On dit souvent le hip-hop anglais moribond : il suffit de descendre à Brighton pour être convaincu que l’air marin lui a donné de curieuses couleurs. Des Runaways à Req en passant par le génial et malicieux Cut La Roc, le hip-hop est ici servi comme les crabes sur le front de mer : la carcasse fracassée, l’intérieur tout mélangé, avec des teintes inédites et des saveurs improbables. Un comble pour une des villes anglaises les plus blanches qui soient. Damian Harris : « En Angleterre, on ne sait pas rapper. Alors pour faire du hip-hop, il faut trouver autre chose, d’autres astuces. » Une ville blanche, certes, mais avec de gros tags fluo sur ses murs, redécorés à la bombe par Req, barbu illuminé auteur d’un époustouflant One, monument de hip-hop opaque, abstrait et farouchement bricolo. Frère à peu près jumeau (d’esprit, au moins) d’Aphex Twin ou des Londoniens du label Mo’Wax, il organise aussi des ateliers graffiti dans les écoles locales. « Ma musique se nourrit de Brighton : les beats, c’est la ville, sa vie grouillante ; la musique, c’est la vue que j’ai : d’un côté la mer, de l’autre la campagne. La raison pour laquelle il existe tant de groupes de dance ou de hip-hop ici est simple : comme il n’y a pas vraiment de bonnes salles de concerts, on reste chez soi, avec ses tables de mixage, ses samplers. La vie nocturne, c’est les clubs, pas les groupes live. »

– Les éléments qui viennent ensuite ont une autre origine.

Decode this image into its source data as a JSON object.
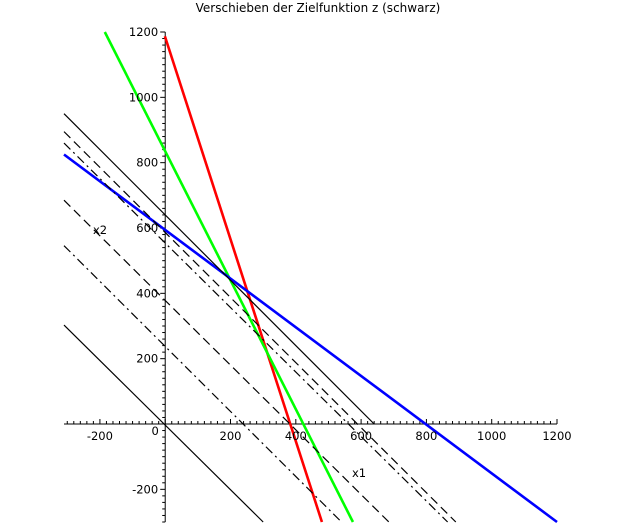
{
  "chart_data": {
    "type": "line",
    "title": "Verschieben der Zielfunktion z (schwarz)",
    "xlabel": "x1",
    "ylabel": "x2",
    "xlim": [
      -310,
      1200
    ],
    "ylim": [
      -300,
      1200
    ],
    "x_ticks": [
      -200,
      0,
      200,
      400,
      600,
      800,
      1000,
      1200
    ],
    "x_tick_labels": [
      "-200",
      "0",
      "200",
      "400",
      "600",
      "800",
      "1000",
      "1200"
    ],
    "y_ticks": [
      -200,
      200,
      400,
      600,
      800,
      1000,
      1200
    ],
    "y_tick_labels": [
      "-200",
      "200",
      "400",
      "600",
      "800",
      "1000",
      "1200"
    ],
    "grid": false,
    "constraint_lines": [
      {
        "color": "#ff0000",
        "points": [
          [
            -1,
            1187
          ],
          [
            480,
            -300
          ]
        ]
      },
      {
        "color": "#00ff00",
        "points": [
          [
            -185,
            1200
          ],
          [
            575,
            -300
          ]
        ]
      },
      {
        "color": "#0000ff",
        "points": [
          [
            -310,
            825
          ],
          [
            1200,
            -300
          ]
        ]
      }
    ],
    "objective_lines": [
      {
        "color": "#000000",
        "dash": "solid",
        "points": [
          [
            -310,
            303
          ],
          [
            300,
            -300
          ]
        ]
      },
      {
        "color": "#000000",
        "dash": "dashdot",
        "points": [
          [
            -310,
            546
          ],
          [
            540,
            -300
          ]
        ]
      },
      {
        "color": "#000000",
        "dash": "dashed",
        "points": [
          [
            -310,
            685
          ],
          [
            685,
            -300
          ]
        ]
      },
      {
        "color": "#000000",
        "dash": "solid",
        "points": [
          [
            -310,
            950
          ],
          [
            640,
            0
          ]
        ]
      },
      {
        "color": "#000000",
        "dash": "dashed",
        "points": [
          [
            -310,
            895
          ],
          [
            890,
            -300
          ]
        ]
      },
      {
        "color": "#000000",
        "dash": "dashdot",
        "points": [
          [
            -310,
            860
          ],
          [
            865,
            -300
          ]
        ]
      }
    ]
  }
}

« La liberté des musiciens d’ici vient sans doute du fait qu’il n’y a jamais eu de groupes très connus venant de Brighton. Il n’y a donc pas d’ombre écrasante, de précédent, avance Damian Harris quand on lui demande d’expliquer cette génération spontanée, qui englobe aussi l’excellent Amon Tobin ou Max Pashm. Il n’y a donc aucun respect, ils n’en font qu’à leur tête, mettent leur grain de sel personnel dans leur musique. Le purisme, ça protège, mais ça tue aussi la musique. » Preuve de l’éclectisme au quotidien de ce label régulièrement montré du doigt par les orthodoxes : lorsque Damian Harris nous reçoit chez lui, Isaac Hayes tourne sur la platine, un plantureux coffret des Seeds, ce monstre psychédélique, trône sur le bureau et un poster de son idole, le footballeur Ian Wright, anime le mur. « Jusqu’à l’âge de 13 ans, je n’écoutais que du rock, surtout grâce à mon grand frère, qui jouait dans un groupe punk. La dance-music qui se limitait au disco et au jazz-funk était l’ennemi. Puis mon héros, John Peel, s’est mis à passer du hip-hop et là, j’ai plongé. Ce qui ne m’empêche pas de penser que les meilleurs albums de 97 étaient des disques de rock. Moi, j’adorais les Smiths tout en écoutant du hip-hop. Mais quand j’ai entendu Morrissey chanter « Pendez le DJ », ça m’a dégoûté. Je hais les barrières. Notre attitude est beaucoup plus rock que celle de plein de groupes ou de labels censés faire du rock. »
Ainsi, à Brighton, trente ans après, continue la fameuse guerre entre les mods et les rockers vieillissants. Et comme le disent les graffiti : « Mods rule OK ».
Brassic beats vol. 3 (Skint/Small/Sony).